One of the most frustrating situations you can encounter is to see clients acknowledge the need to embark on a positive course of action, and then shoot themselves in the foot.
How can you bring a self-sabotaging pattern to your clients’ attention in a way that helps them move toward financial and emotional security and serenity? The approaches I’ve suggested below may give you some idea of how to tackle this delicate task.
My client, a widow in poor health, knows she needs to update her will but has put it off repeatedly. I have warned her about the possible consequences for her family, but she says she hasn’t decided on all the changes she wants to make. What can I do to help her get moving? I would encourage this client to take her best shot at updating her will now, and make any further alterations later on. My guess is that you have already suggested this, and that something else is preventing her from taking action.
To help, you need to find out what is really blocking her. It may be a control issue with her family, such as her not wanting them to know what she has decided to do with her assets. She may wish to treat some of them differently than others, and is afraid of being shunned or hated if they learn about it. Or she may irrationally fear that once she makes a new will, she will die.
You might begin by calling her bluff. Suggest that as an objective third party, you will be glad to help her sort through her ambivalent feelings. If she is willing to discuss these reservations with you, keep asking questions like “Can you tell me more about that?” to see if she will eventually open up about her true concerns.
Once you feel you understand her blocks, try to suggest ways around them. For example, you could tackle the “fear of dying” myth by telling her about other clients who made out their wills years ago and are still alive and well.
For everyone’s sake, I think it would be desirable for her to meet with each family member and explain what she is planning to do in her will. Another possibility is for her to talk to them all in a family meeting. You might take part in this gathering if you wish, perhaps with a counselor or therapist on hand to address any complex emotional issues that may arise.
Although this direct communication may seem difficult and scary to your client, it can pave the way toward more intimacy with her relatives. But even if she does not feel brave enough to open up to her family about her wishes, I hope you can persuade her to see an estate attorney. By recounting the risks of dying with an outdated will–or worse, intestate–you may be able to light a fire under her at last.
Our senior partner recently brought his son into the firm. Although this young man has all the right credentials to succeed, he recently started an affair with one of our married clients. I found out about it through the office grapevine, so he hasn’t done much to keep it a secret. People expect me to take care of this situation since I’m a friend of the family. What’s the best thing to do? What a mess this guy has gotten himself and your company into! Assuming that his father hasn’t yet gotten wind of this ethical breach, you may be able to quash it by talking privately with the son.
Try to find out what’s behind his behavior. Was he reluctant to join his father’s business? Does he secretly want to be fired? How does he feel about the fact that the affair may cost him his colleagues’ respect and his credibility with other clients? Is he infatuated to the point where he doesn’t realize the ramifications of his actions?
It would also be interesting to ask if he’s ever been in a similar situation where something he’s doing prevents him from getting what he wants (a tactful way of finding out whether he is prone to sabotage his own success). Of course, if he really isn’t happy working under his father, you may discover that his behavior isn’t self-sabotage in the classic sense, simply an indirect way of getting the message across that he doesn’t want to be employed there.

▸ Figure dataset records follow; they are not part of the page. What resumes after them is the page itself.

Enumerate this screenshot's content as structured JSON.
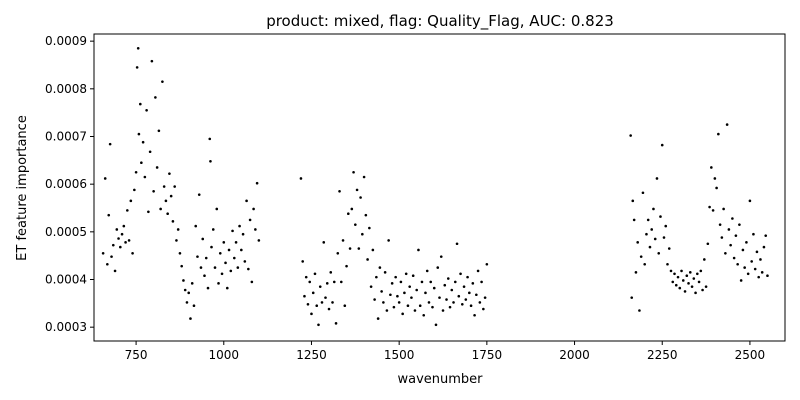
{
  "chart_data": {
    "type": "scatter",
    "title": "product: mixed, flag: Quality_Flag, AUC: 0.823",
    "xlabel": "wavenumber",
    "ylabel": "ET feature importance",
    "xlim": [
      630,
      2600
    ],
    "ylim": [
      0.000271,
      0.000915
    ],
    "xticks": [
      {
        "value": 750,
        "label": "750"
      },
      {
        "value": 1000,
        "label": "1000"
      },
      {
        "value": 1250,
        "label": "1250"
      },
      {
        "value": 1500,
        "label": "1500"
      },
      {
        "value": 1750,
        "label": "1750"
      },
      {
        "value": 2000,
        "label": "2000"
      },
      {
        "value": 2250,
        "label": "2250"
      },
      {
        "value": 2500,
        "label": "2500"
      }
    ],
    "yticks": [
      {
        "value": 0.0003,
        "label": "0.0003"
      },
      {
        "value": 0.0004,
        "label": "0.0004"
      },
      {
        "value": 0.0005,
        "label": "0.0005"
      },
      {
        "value": 0.0006,
        "label": "0.0006"
      },
      {
        "value": 0.0007,
        "label": "0.0007"
      },
      {
        "value": 0.0008,
        "label": "0.0008"
      },
      {
        "value": 0.0009,
        "label": "0.0009"
      }
    ],
    "grid": false,
    "marker_color": "#000000",
    "series": [
      {
        "points": [
          [
            656,
            0.000455
          ],
          [
            662,
            0.000612
          ],
          [
            668,
            0.000432
          ],
          [
            672,
            0.000535
          ],
          [
            676,
            0.000684
          ],
          [
            680,
            0.000448
          ],
          [
            685,
            0.000472
          ],
          [
            690,
            0.000418
          ],
          [
            695,
            0.000505
          ],
          [
            700,
            0.000486
          ],
          [
            705,
            0.000468
          ],
          [
            710,
            0.000495
          ],
          [
            715,
            0.000512
          ],
          [
            720,
            0.000478
          ],
          [
            725,
            0.000545
          ],
          [
            730,
            0.000482
          ],
          [
            735,
            0.000565
          ],
          [
            740,
            0.000455
          ],
          [
            745,
            0.000588
          ],
          [
            750,
            0.000625
          ],
          [
            753,
            0.000845
          ],
          [
            756,
            0.000885
          ],
          [
            758,
            0.000705
          ],
          [
            762,
            0.000768
          ],
          [
            765,
            0.000645
          ],
          [
            770,
            0.000688
          ],
          [
            775,
            0.000615
          ],
          [
            780,
            0.000755
          ],
          [
            785,
            0.000542
          ],
          [
            790,
            0.000668
          ],
          [
            795,
            0.000858
          ],
          [
            800,
            0.000585
          ],
          [
            805,
            0.000782
          ],
          [
            810,
            0.000635
          ],
          [
            815,
            0.000712
          ],
          [
            820,
            0.000548
          ],
          [
            825,
            0.000815
          ],
          [
            830,
            0.000595
          ],
          [
            835,
            0.000565
          ],
          [
            840,
            0.000538
          ],
          [
            845,
            0.000622
          ],
          [
            850,
            0.000575
          ],
          [
            855,
            0.000522
          ],
          [
            860,
            0.000595
          ],
          [
            865,
            0.000482
          ],
          [
            870,
            0.000505
          ],
          [
            875,
            0.000455
          ],
          [
            880,
            0.000428
          ],
          [
            885,
            0.000398
          ],
          [
            890,
            0.000378
          ],
          [
            895,
            0.000352
          ],
          [
            900,
            0.000372
          ],
          [
            905,
            0.000318
          ],
          [
            910,
            0.000392
          ],
          [
            915,
            0.000345
          ],
          [
            920,
            0.000512
          ],
          [
            925,
            0.000448
          ],
          [
            930,
            0.000578
          ],
          [
            935,
            0.000425
          ],
          [
            940,
            0.000485
          ],
          [
            945,
            0.000408
          ],
          [
            950,
            0.000445
          ],
          [
            955,
            0.000382
          ],
          [
            960,
            0.000695
          ],
          [
            962,
            0.000648
          ],
          [
            965,
            0.000468
          ],
          [
            970,
            0.000505
          ],
          [
            975,
            0.000425
          ],
          [
            980,
            0.000548
          ],
          [
            985,
            0.000392
          ],
          [
            990,
            0.000455
          ],
          [
            995,
            0.000412
          ],
          [
            1000,
            0.000478
          ],
          [
            1005,
            0.000435
          ],
          [
            1010,
            0.000382
          ],
          [
            1015,
            0.000462
          ],
          [
            1020,
            0.000418
          ],
          [
            1025,
            0.000502
          ],
          [
            1030,
            0.000445
          ],
          [
            1035,
            0.000478
          ],
          [
            1040,
            0.000425
          ],
          [
            1045,
            0.000512
          ],
          [
            1050,
            0.000462
          ],
          [
            1055,
            0.000495
          ],
          [
            1060,
            0.000438
          ],
          [
            1065,
            0.000565
          ],
          [
            1070,
            0.000422
          ],
          [
            1075,
            0.000525
          ],
          [
            1080,
            0.000395
          ],
          [
            1085,
            0.000548
          ],
          [
            1090,
            0.000505
          ],
          [
            1095,
            0.000602
          ],
          [
            1100,
            0.000482
          ],
          [
            1220,
            0.000612
          ],
          [
            1225,
            0.000438
          ],
          [
            1230,
            0.000365
          ],
          [
            1235,
            0.000405
          ],
          [
            1240,
            0.000348
          ],
          [
            1245,
            0.000395
          ],
          [
            1250,
            0.000328
          ],
          [
            1255,
            0.000372
          ],
          [
            1260,
            0.000412
          ],
          [
            1265,
            0.000345
          ],
          [
            1270,
            0.000305
          ],
          [
            1275,
            0.000385
          ],
          [
            1280,
            0.000352
          ],
          [
            1285,
            0.000478
          ],
          [
            1290,
            0.000362
          ],
          [
            1295,
            0.000392
          ],
          [
            1300,
            0.000338
          ],
          [
            1305,
            0.000415
          ],
          [
            1310,
            0.000352
          ],
          [
            1315,
            0.000395
          ],
          [
            1320,
            0.000308
          ],
          [
            1325,
            0.000455
          ],
          [
            1330,
            0.000585
          ],
          [
            1335,
            0.000395
          ],
          [
            1340,
            0.000482
          ],
          [
            1345,
            0.000345
          ],
          [
            1350,
            0.000428
          ],
          [
            1355,
            0.000538
          ],
          [
            1360,
            0.000465
          ],
          [
            1365,
            0.000548
          ],
          [
            1370,
            0.000625
          ],
          [
            1375,
            0.000515
          ],
          [
            1380,
            0.000588
          ],
          [
            1385,
            0.000465
          ],
          [
            1390,
            0.000572
          ],
          [
            1395,
            0.000495
          ],
          [
            1400,
            0.000615
          ],
          [
            1405,
            0.000535
          ],
          [
            1410,
            0.000442
          ],
          [
            1415,
            0.000508
          ],
          [
            1420,
            0.000385
          ],
          [
            1425,
            0.000462
          ],
          [
            1430,
            0.000358
          ],
          [
            1435,
            0.000405
          ],
          [
            1440,
            0.000318
          ],
          [
            1445,
            0.000425
          ],
          [
            1450,
            0.000375
          ],
          [
            1455,
            0.000352
          ],
          [
            1460,
            0.000415
          ],
          [
            1465,
            0.000335
          ],
          [
            1470,
            0.000482
          ],
          [
            1475,
            0.000368
          ],
          [
            1480,
            0.000392
          ],
          [
            1485,
            0.000342
          ],
          [
            1490,
            0.000405
          ],
          [
            1495,
            0.000365
          ],
          [
            1500,
            0.000352
          ],
          [
            1505,
            0.000395
          ],
          [
            1510,
            0.000328
          ],
          [
            1515,
            0.000372
          ],
          [
            1520,
            0.000412
          ],
          [
            1525,
            0.000345
          ],
          [
            1530,
            0.000385
          ],
          [
            1535,
            0.000362
          ],
          [
            1540,
            0.000408
          ],
          [
            1545,
            0.000335
          ],
          [
            1550,
            0.000378
          ],
          [
            1555,
            0.000462
          ],
          [
            1560,
            0.000345
          ],
          [
            1565,
            0.000395
          ],
          [
            1570,
            0.000325
          ],
          [
            1575,
            0.000372
          ],
          [
            1580,
            0.000418
          ],
          [
            1585,
            0.000352
          ],
          [
            1590,
            0.000395
          ],
          [
            1595,
            0.000342
          ],
          [
            1600,
            0.000382
          ],
          [
            1605,
            0.000305
          ],
          [
            1610,
            0.000425
          ],
          [
            1615,
            0.000362
          ],
          [
            1620,
            0.000448
          ],
          [
            1625,
            0.000335
          ],
          [
            1630,
            0.000388
          ],
          [
            1635,
            0.000358
          ],
          [
            1640,
            0.000402
          ],
          [
            1645,
            0.000342
          ],
          [
            1650,
            0.000378
          ],
          [
            1655,
            0.000352
          ],
          [
            1660,
            0.000395
          ],
          [
            1665,
            0.000475
          ],
          [
            1670,
            0.000365
          ],
          [
            1675,
            0.000412
          ],
          [
            1680,
            0.000348
          ],
          [
            1685,
            0.000385
          ],
          [
            1690,
            0.000358
          ],
          [
            1695,
            0.000405
          ],
          [
            1700,
            0.000372
          ],
          [
            1705,
            0.000345
          ],
          [
            1710,
            0.000392
          ],
          [
            1715,
            0.000325
          ],
          [
            1720,
            0.000368
          ],
          [
            1725,
            0.000418
          ],
          [
            1730,
            0.000352
          ],
          [
            1735,
            0.000395
          ],
          [
            1740,
            0.000338
          ],
          [
            1745,
            0.000362
          ],
          [
            1750,
            0.000432
          ],
          [
            2160,
            0.000702
          ],
          [
            2163,
            0.000362
          ],
          [
            2166,
            0.000565
          ],
          [
            2170,
            0.000525
          ],
          [
            2175,
            0.000415
          ],
          [
            2180,
            0.000478
          ],
          [
            2185,
            0.000335
          ],
          [
            2190,
            0.000448
          ],
          [
            2195,
            0.000582
          ],
          [
            2200,
            0.000432
          ],
          [
            2205,
            0.000495
          ],
          [
            2210,
            0.000525
          ],
          [
            2215,
            0.000468
          ],
          [
            2220,
            0.000505
          ],
          [
            2225,
            0.000548
          ],
          [
            2230,
            0.000485
          ],
          [
            2235,
            0.000612
          ],
          [
            2240,
            0.000455
          ],
          [
            2245,
            0.000532
          ],
          [
            2250,
            0.000682
          ],
          [
            2255,
            0.000488
          ],
          [
            2260,
            0.000512
          ],
          [
            2265,
            0.000432
          ],
          [
            2270,
            0.000465
          ],
          [
            2275,
            0.000418
          ],
          [
            2280,
            0.000395
          ],
          [
            2285,
            0.000412
          ],
          [
            2290,
            0.000388
          ],
          [
            2295,
            0.000405
          ],
          [
            2300,
            0.000382
          ],
          [
            2305,
            0.000418
          ],
          [
            2310,
            0.000398
          ],
          [
            2315,
            0.000375
          ],
          [
            2320,
            0.000408
          ],
          [
            2325,
            0.000392
          ],
          [
            2330,
            0.000415
          ],
          [
            2335,
            0.000385
          ],
          [
            2340,
            0.000402
          ],
          [
            2345,
            0.000372
          ],
          [
            2350,
            0.000412
          ],
          [
            2355,
            0.000395
          ],
          [
            2360,
            0.000418
          ],
          [
            2365,
            0.000378
          ],
          [
            2370,
            0.000442
          ],
          [
            2375,
            0.000385
          ],
          [
            2380,
            0.000475
          ],
          [
            2385,
            0.000552
          ],
          [
            2390,
            0.000635
          ],
          [
            2395,
            0.000545
          ],
          [
            2400,
            0.000612
          ],
          [
            2405,
            0.000592
          ],
          [
            2410,
            0.000705
          ],
          [
            2415,
            0.000515
          ],
          [
            2420,
            0.000488
          ],
          [
            2425,
            0.000548
          ],
          [
            2430,
            0.000455
          ],
          [
            2435,
            0.000725
          ],
          [
            2440,
            0.000505
          ],
          [
            2445,
            0.000472
          ],
          [
            2450,
            0.000528
          ],
          [
            2455,
            0.000445
          ],
          [
            2460,
            0.000492
          ],
          [
            2465,
            0.000432
          ],
          [
            2470,
            0.000515
          ],
          [
            2475,
            0.000398
          ],
          [
            2480,
            0.000462
          ],
          [
            2485,
            0.000425
          ],
          [
            2490,
            0.000478
          ],
          [
            2495,
            0.000412
          ],
          [
            2500,
            0.000565
          ],
          [
            2505,
            0.000438
          ],
          [
            2510,
            0.000495
          ],
          [
            2515,
            0.000422
          ],
          [
            2520,
            0.000458
          ],
          [
            2525,
            0.000405
          ],
          [
            2530,
            0.000442
          ],
          [
            2535,
            0.000415
          ],
          [
            2540,
            0.000468
          ],
          [
            2545,
            0.000492
          ],
          [
            2550,
            0.000408
          ]
        ]
      }
    ]
  }
}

Once you learn where he stands, you’ll know better what to do next. If nothing positive has been accomplished by talking with him, you need to consider speaking to his father. This will position you as a stool pigeon, though; and if the father backs up his son, they may both end up so angry with you that your job is in peril. So I would hope you are successful in helping the son resolve his own tricky relationships with his dad as well as his inamorata.
My client, an artist, just had her first successful year. But instead of funding the portfolio I’ve recommended, she wants to invest most of her earnings in a restaurant that her new boyfriend plans to open. She has a history of supporting unreliable romantic partners, and I’m afraid this could be a similar mistake. How can I warn her, when she’s so starry-eyed? Do it very, very gently, and not all at once. I’d begin by telling her that romance may cause people to lose their moorings for a time. Sudden wealth can have a similar effect. Given this double potential for unclear thinking, you feel responsible for giving her a down-to-earth perspective on her situation.
If she agrees to listen to you, urge her to do nothing right away. Have her write down her life goals, not just her hopes for this relationship. At your next meeting, discuss how these goals may be affected if she loses her investment in the restaurant.